I’ve been climbing for nearly 10 years, and am very thankful to have never had a serious injury while rock climbing. A few weeks ago Tess and I were in Blodgett Canyon and I led off on the first pitch of “Cornlier Ridge.” The opening moves were much harder than I expected. I fell hard just off the deck, and through various circumstances burned and lacerated my right pinky. I recovered my gear and we headed back down. The experience rattled me badly, and suddenly this thing that I have loved so much didn’t really seem so great.
My hand has healed quickly. I’m not sure if it was the bill from ER, or wanting to clear my head before my upcoming trip to Squamish, but Sunday felt like the right time to give it another go. I didn’t sleep well Saturday night. I’ve never asked myself to go back to the site of an accident and try again.
To progress, we have to be willing to look deeply at our mistakes. I’ve run away or given up on plenty of things, but it’s never felt comfortable. This didn’t have to be one of those things. Sarah and I hiked up to the route on Sunday afternoon. I wasn’t really sure what was going to happen, but felt pretty sure it would go well if I just gave it another go.

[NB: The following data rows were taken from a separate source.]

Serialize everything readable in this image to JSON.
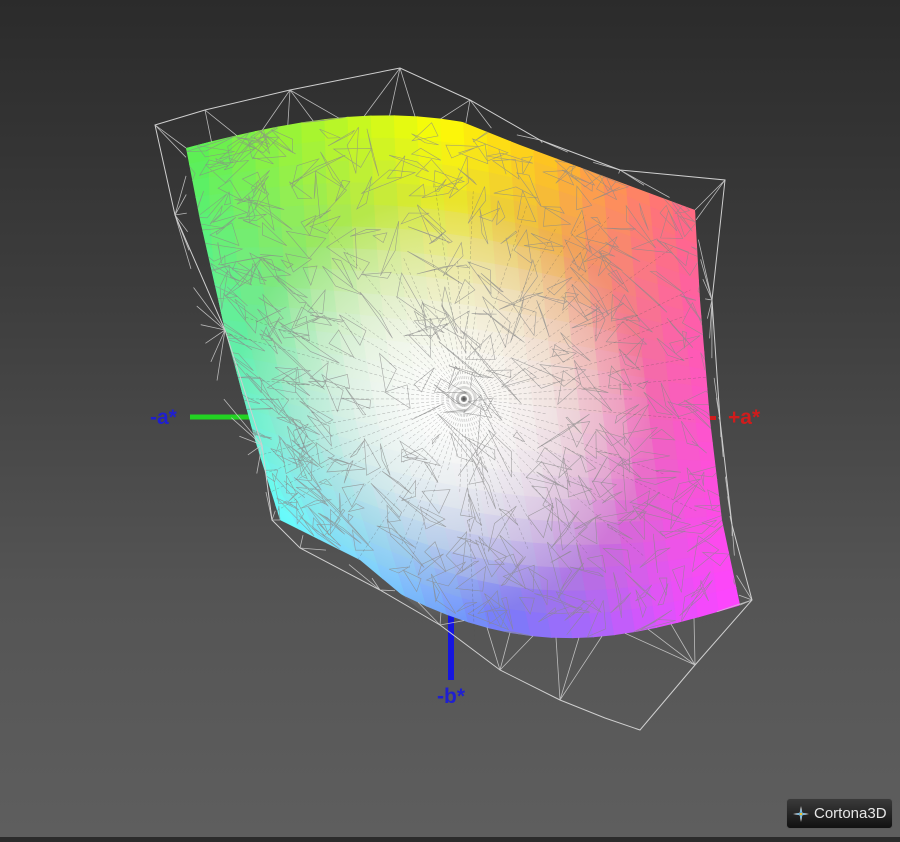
{
  "axes": {
    "neg_a": {
      "label": "-a*",
      "color": "#1f1fd0",
      "line_color": "#22d422"
    },
    "pos_a": {
      "label": "+a*",
      "color": "#d01c1c",
      "line_color": "#d01c1c"
    },
    "neg_b": {
      "label": "-b*",
      "color": "#1f1fd0",
      "line_color": "#1515e0"
    }
  },
  "gamut_colors": {
    "yellow": "#ffff00",
    "green": "#55ee55",
    "cyan": "#55ffff",
    "blue": "#7777ff",
    "magenta": "#ff44ff",
    "orange": "#ff7744",
    "white": "#ffffff",
    "wireframe": "#cfcfcf"
  },
  "viewer": {
    "brand": "Cortona3D",
    "brand_icon": "cortona-star-icon"
  }
}
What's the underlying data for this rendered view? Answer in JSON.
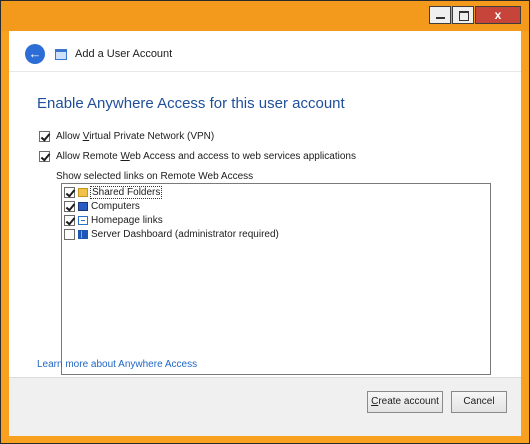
{
  "window": {
    "close_label": "x"
  },
  "header": {
    "back_glyph": "←",
    "title": "Add a User Account"
  },
  "main": {
    "heading": "Enable Anywhere Access for this user account",
    "vpn": {
      "label_pre": "Allow ",
      "label_ul": "V",
      "label_post": "irtual Private Network (VPN)",
      "checked": true
    },
    "rwa": {
      "label_pre": "Allow Remote ",
      "label_ul": "W",
      "label_post": "eb Access and access to web services applications",
      "checked": true
    },
    "links_label": "Show selected links on Remote Web Access",
    "links": [
      {
        "label": "Shared Folders",
        "checked": true,
        "icon": "folder-icon"
      },
      {
        "label": "Computers",
        "checked": true,
        "icon": "computer-icon"
      },
      {
        "label": "Homepage links",
        "checked": true,
        "icon": "homepage-links-icon"
      },
      {
        "label": "Server Dashboard (administrator required)",
        "checked": false,
        "icon": "dashboard-icon"
      }
    ],
    "learn_more": "Learn more about Anywhere Access"
  },
  "footer": {
    "create_pre": "",
    "create_ul": "C",
    "create_post": "reate account",
    "cancel": "Cancel"
  },
  "colors": {
    "frame": "#f39a1c",
    "heading": "#1f4f9b",
    "link": "#1f66c5",
    "back_button": "#2c6ed5",
    "close_button": "#c7443a"
  }
}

The lower crux pitch took me a while to lead, and still scared me. I sent with good style, but could feel myself grunting and gripping harder than I have on most other, harder climbs lately. I pulled to the anchors in good style, and sent the upper crux without issue. We agreed that the climbing is probably only 5.10b. I’ll have to do it a few more times before it really feels comfortable. The accomplishment felt strangely empty. Perhaps because the climbing is well within my capacities, maybe more likely because fear is such an empty enemy.